Many struggle with the issue of total depravity. Theologians argue whether depravity is intensive or extensive. If it’s intensive we’re depraved in every part in every way. But I’d agree with those that argue for the extensive view 29 wrestlingof depravity. It still allows for some good in man yet agrees with the biblical descriptions regarding how our will, emotions and intellect are all infected, but not destroyed, by sin. The infection however is like a disease that’s passed on from generation to generation in the womb. The sinfulness of man begins in the womb. All children have Adam’s sin nature. It might take a while for it to become apparent but they all have it. It’s in the genes. We’ve inherited it.
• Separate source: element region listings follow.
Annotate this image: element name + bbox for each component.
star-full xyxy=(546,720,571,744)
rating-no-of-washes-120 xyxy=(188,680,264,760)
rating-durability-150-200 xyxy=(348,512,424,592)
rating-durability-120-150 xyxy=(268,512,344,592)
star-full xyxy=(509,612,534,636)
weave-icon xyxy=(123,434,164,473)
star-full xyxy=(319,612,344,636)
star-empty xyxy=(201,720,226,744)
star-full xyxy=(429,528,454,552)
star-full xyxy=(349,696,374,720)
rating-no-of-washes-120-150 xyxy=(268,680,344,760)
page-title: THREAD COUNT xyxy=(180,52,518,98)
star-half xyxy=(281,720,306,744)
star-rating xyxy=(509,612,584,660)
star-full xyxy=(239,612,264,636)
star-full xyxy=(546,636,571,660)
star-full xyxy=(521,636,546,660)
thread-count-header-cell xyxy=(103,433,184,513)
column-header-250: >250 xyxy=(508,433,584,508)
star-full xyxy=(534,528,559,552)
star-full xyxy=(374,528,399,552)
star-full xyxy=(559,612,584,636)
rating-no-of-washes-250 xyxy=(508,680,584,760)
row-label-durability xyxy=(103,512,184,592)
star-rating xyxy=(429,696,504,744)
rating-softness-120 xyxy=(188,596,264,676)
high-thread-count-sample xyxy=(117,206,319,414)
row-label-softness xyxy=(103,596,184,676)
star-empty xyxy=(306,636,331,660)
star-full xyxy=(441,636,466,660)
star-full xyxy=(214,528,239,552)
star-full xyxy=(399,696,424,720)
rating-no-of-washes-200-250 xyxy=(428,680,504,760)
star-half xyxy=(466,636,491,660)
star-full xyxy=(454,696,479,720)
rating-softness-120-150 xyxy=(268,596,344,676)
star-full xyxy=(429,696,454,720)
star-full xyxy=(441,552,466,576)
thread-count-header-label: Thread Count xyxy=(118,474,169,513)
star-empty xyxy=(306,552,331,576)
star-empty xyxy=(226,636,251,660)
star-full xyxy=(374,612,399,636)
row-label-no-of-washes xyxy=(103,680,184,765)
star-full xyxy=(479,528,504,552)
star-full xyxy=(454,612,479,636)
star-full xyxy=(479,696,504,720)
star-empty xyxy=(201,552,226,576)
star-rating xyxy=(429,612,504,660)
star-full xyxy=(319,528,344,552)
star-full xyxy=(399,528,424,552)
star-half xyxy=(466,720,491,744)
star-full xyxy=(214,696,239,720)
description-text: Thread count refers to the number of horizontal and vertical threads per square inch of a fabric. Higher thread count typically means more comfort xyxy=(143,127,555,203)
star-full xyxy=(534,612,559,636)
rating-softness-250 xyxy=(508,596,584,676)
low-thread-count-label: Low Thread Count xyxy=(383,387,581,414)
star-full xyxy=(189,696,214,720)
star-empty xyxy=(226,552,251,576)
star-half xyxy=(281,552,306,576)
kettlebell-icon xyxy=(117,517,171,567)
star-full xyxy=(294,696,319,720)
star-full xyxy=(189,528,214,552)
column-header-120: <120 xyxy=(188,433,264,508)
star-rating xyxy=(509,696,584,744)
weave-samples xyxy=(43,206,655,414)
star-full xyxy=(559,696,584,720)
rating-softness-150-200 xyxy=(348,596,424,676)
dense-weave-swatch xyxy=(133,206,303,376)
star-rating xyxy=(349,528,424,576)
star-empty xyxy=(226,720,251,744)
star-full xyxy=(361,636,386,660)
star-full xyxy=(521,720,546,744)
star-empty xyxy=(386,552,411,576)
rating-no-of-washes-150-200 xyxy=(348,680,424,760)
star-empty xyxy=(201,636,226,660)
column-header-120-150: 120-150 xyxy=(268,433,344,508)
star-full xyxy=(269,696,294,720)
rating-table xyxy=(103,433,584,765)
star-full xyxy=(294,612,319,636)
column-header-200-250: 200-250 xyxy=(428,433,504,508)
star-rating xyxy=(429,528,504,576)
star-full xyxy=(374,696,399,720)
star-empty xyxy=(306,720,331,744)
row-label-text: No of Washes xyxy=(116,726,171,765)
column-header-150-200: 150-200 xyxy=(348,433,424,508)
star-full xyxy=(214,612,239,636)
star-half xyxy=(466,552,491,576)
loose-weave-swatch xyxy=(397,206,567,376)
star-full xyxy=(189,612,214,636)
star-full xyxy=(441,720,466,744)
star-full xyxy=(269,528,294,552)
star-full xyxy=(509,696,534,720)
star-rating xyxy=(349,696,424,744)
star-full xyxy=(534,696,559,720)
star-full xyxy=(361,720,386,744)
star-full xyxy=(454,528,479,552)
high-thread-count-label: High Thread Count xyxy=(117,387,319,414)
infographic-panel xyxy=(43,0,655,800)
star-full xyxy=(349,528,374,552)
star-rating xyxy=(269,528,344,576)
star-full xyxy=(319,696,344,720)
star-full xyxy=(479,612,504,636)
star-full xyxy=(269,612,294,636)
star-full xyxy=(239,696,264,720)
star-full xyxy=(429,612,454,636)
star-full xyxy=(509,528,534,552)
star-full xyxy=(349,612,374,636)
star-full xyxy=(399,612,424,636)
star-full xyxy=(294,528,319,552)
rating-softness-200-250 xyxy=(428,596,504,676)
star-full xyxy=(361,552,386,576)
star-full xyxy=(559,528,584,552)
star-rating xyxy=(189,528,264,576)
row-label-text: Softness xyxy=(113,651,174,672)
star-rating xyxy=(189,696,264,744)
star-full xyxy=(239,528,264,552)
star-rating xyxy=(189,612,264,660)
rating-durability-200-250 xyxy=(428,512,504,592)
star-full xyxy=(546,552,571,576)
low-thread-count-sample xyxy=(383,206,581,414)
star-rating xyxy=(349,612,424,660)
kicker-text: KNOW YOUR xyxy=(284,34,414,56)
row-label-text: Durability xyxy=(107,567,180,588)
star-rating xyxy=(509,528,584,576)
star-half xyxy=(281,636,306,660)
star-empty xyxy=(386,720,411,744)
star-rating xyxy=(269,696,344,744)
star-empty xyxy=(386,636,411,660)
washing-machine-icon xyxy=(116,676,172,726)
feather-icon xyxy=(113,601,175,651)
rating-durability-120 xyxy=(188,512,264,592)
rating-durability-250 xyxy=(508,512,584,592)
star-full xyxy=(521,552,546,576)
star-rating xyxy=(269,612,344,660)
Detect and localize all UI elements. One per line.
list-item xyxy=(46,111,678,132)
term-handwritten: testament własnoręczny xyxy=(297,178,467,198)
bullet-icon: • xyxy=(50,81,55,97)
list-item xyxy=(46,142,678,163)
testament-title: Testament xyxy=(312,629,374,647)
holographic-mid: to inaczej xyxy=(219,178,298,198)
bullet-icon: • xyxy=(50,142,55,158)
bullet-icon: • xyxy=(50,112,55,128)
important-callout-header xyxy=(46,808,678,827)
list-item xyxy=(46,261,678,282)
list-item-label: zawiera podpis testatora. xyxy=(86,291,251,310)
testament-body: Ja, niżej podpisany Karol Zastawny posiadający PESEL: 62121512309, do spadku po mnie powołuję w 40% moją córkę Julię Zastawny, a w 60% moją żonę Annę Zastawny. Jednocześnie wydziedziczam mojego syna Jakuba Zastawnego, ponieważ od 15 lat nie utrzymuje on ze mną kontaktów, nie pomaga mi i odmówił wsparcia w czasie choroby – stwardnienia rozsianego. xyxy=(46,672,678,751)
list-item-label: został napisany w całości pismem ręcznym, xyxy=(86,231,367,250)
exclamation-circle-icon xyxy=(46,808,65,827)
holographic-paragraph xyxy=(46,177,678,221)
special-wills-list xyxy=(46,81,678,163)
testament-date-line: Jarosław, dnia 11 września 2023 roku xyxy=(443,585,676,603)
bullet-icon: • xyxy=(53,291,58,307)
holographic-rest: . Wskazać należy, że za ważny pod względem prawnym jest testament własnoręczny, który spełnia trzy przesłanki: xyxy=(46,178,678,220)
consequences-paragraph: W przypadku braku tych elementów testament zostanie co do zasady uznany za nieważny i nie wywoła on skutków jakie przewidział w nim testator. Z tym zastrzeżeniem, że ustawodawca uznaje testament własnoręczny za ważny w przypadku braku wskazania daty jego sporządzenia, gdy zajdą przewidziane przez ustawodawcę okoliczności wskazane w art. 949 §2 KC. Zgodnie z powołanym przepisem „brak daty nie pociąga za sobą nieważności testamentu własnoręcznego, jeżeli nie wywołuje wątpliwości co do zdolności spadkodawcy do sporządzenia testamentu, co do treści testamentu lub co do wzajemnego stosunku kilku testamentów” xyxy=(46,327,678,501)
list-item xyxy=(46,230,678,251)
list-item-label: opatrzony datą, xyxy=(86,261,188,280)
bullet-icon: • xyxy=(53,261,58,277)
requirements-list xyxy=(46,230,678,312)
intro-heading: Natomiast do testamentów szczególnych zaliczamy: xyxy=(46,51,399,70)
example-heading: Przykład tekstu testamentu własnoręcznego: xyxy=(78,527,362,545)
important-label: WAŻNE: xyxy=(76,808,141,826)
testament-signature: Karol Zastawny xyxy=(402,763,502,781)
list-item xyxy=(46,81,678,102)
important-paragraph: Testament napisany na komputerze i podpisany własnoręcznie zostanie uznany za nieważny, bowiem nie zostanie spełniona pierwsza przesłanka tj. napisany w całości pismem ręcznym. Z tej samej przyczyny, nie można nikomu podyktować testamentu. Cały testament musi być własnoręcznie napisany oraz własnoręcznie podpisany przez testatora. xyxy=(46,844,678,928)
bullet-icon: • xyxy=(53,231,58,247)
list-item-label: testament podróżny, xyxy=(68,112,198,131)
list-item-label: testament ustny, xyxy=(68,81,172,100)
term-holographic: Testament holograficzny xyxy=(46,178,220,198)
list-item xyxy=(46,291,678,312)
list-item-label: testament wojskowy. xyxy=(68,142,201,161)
Jacob and Esau are a great illustration of the depravity of children in the womb. Genesis 25:22-23 says, “The children struggled together within her.” Rebekah went to the Lord and He informed her that “Two nations are in your womb, and two peoples from within you shall be divided; the one shall be stronger than the other, the older shall serve the younger.” The strife in the womb became the picture of a life long struggle between Jacob and his brother Esau. Neither of the two brothers had commendable traits. Esau gets a bad rap by preachers because he didn’t care about his birthright and his was a man of the world, but really I think they were both bad boys who displayed the characteristics of their depravity while still in the womb. Yet, God chose Jacob over Esau. It just isn’t fair, is it! It’s all part of God’s sovereign plan.

In Romans 9:13-16 we read about God’s love for Jacob. As God’s love for Noah, and God’s love for Abraham, it truly was not bestowed on him because he was someone special. When we consider Jacob’s life we see that, as Strassner says, “…Jacob was a lying son, a stealing brother, a cheating husband, a selfish father, and a mud-slinging son-in-law. Not much to be impressed with.” Jacob not only wrestled with Esau in and out of the womb, he wrestled with his father. He wrestled with his father in law. He even wrestled with God. But that’s what makes this passage so impressive. It says, “As it is written, Jacob I loved, but Esau I hated. What shall we say then? Is there injustice on God’s part? By no means! For he says to Moses, I will have mercy on whom I have mercy, and I will have compassion on whom I have compassion. So then it depends not on human will or exertion, but on God, who has mercy.” Please note the last phrase. God truly dealt with Jacob in much the same way he deals with us. He wanted Jacob to know that God’s blessings in his life had nothing to do with his goodness. He didn’t deserve it. But God, in his loving mercy, gave it to him anyway. We get it the same way!